Her paper outlines several pivotal points in history where citizens demanded better, like an 8-hour work day and a 5-day work week. But in our modern society, people still toil for 40 hours or more a week with no guaranteed boost in their quality of life. As Godfrey Moase, the Assistant General Branch Secretary at the National Union of Workers in Melbourne, Australia, said in his own essay for the Green Institute series, “We live within a broken system where there is no necessary connection between hard work and wealth.”

Many believe Universal Basic Income could be a great tool for talking about how we solve many of those inequality issues. However, Tarrant is somewhat ambivalent in how Universal Basic Income will play a role in the future of our society. She’s sees it more as a means by which to create less work for more people. Her main argument for less work has been the point of many: the rise of automation.

Jobs automation has so far moved in two waves since the 19th century: replacing the unpleasant and dangerous, replacing the dull, and soon we’ll have AI capable of replacing employees who make decisions. Jobs are set to slide as our technology advances. 

“Compare 1990 when the top three carmakers in Detroit had a market capitalisation of $36 billion and 1.2 million employees to 2014 when the top three firms in Silicon Valley, with a market capitalisation of over $1 trillion, had only 137,000 employees,” writes Tarrant. “That’s thirty times the value and one tenth the workforce!”

In America, the loss of jobs has hit the heartland the most. Many believe it is a significant factor in Trump’s electoral victory. Would those people be content with working fewer hours, sustained by a base UBI?

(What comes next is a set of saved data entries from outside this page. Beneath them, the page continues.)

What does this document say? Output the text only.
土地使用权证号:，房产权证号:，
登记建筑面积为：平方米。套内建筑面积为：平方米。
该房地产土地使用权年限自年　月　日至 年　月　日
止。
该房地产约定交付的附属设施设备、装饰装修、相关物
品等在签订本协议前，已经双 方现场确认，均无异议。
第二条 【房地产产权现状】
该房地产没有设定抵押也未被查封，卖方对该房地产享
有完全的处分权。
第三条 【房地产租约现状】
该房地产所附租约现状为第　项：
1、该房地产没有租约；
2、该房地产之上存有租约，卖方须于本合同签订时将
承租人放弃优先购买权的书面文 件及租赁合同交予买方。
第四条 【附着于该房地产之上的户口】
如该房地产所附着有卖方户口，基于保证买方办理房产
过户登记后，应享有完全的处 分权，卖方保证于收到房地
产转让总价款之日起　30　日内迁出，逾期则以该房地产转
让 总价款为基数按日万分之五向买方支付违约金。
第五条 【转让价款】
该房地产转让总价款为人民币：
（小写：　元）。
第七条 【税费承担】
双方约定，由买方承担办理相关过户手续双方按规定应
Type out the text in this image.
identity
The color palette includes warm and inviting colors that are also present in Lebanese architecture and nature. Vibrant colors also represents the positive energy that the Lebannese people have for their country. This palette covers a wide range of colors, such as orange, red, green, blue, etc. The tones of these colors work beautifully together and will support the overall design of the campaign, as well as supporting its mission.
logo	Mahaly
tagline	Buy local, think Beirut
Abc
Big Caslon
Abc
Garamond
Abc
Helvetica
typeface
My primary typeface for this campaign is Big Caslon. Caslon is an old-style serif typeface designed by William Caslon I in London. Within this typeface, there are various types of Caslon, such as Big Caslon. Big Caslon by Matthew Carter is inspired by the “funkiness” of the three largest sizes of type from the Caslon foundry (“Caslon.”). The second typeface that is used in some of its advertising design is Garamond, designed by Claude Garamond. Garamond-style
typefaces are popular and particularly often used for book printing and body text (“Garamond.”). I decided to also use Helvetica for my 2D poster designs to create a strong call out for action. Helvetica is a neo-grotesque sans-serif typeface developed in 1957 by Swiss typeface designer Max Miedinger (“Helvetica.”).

Here are a few of Tarrant’s proposals to curtail hours:

  • Cap maximum hours—although this would disproportionally impact male workers as they currently work longer hours;

  • Have a more flexible approach to shorter hours—but this is more likely to increase wage inequality as it likely favours highly skilled and senior positions;

  • Cut the number of working days in a week. Utah recently trialled a four-day week for government workers and, although the trial has since ended, it was liked by the workers and had appreciable and varied impacts from lowering the carbon footprint and reducing commute times to improving health outcomes for the workers involved; or

  • Cut the hours worked per day. Sweden is trialling six-hour shifts in a few places. Early indications are that, like the Canadian Mincome trial of the 1970s, improved health and reduced use of medical services is a noted feature of the trial to date. 

    Find a balancing act between those in society who feel chronically overworked and those who are under- or unemployed seems noble and essential. Tarrant’s preference for dividing the remaining labor opportunities rather than phasing out the human work force altogether is rooted in the idea that people want to work. Receiving a cash stipend may not result in mass idleness, as many fear, but may only have an “incredibly modest effect“.

    Influential British economist John Maynard Keynes viewed reductions in paid working hours optimistically, interpreting such a trend as a sign of great societal advancement. “He projected that the standard of living of the western world would multiply at least four times between 1930 and 2030, by which time people would be working just 15 hours a week,” writes Tarrant.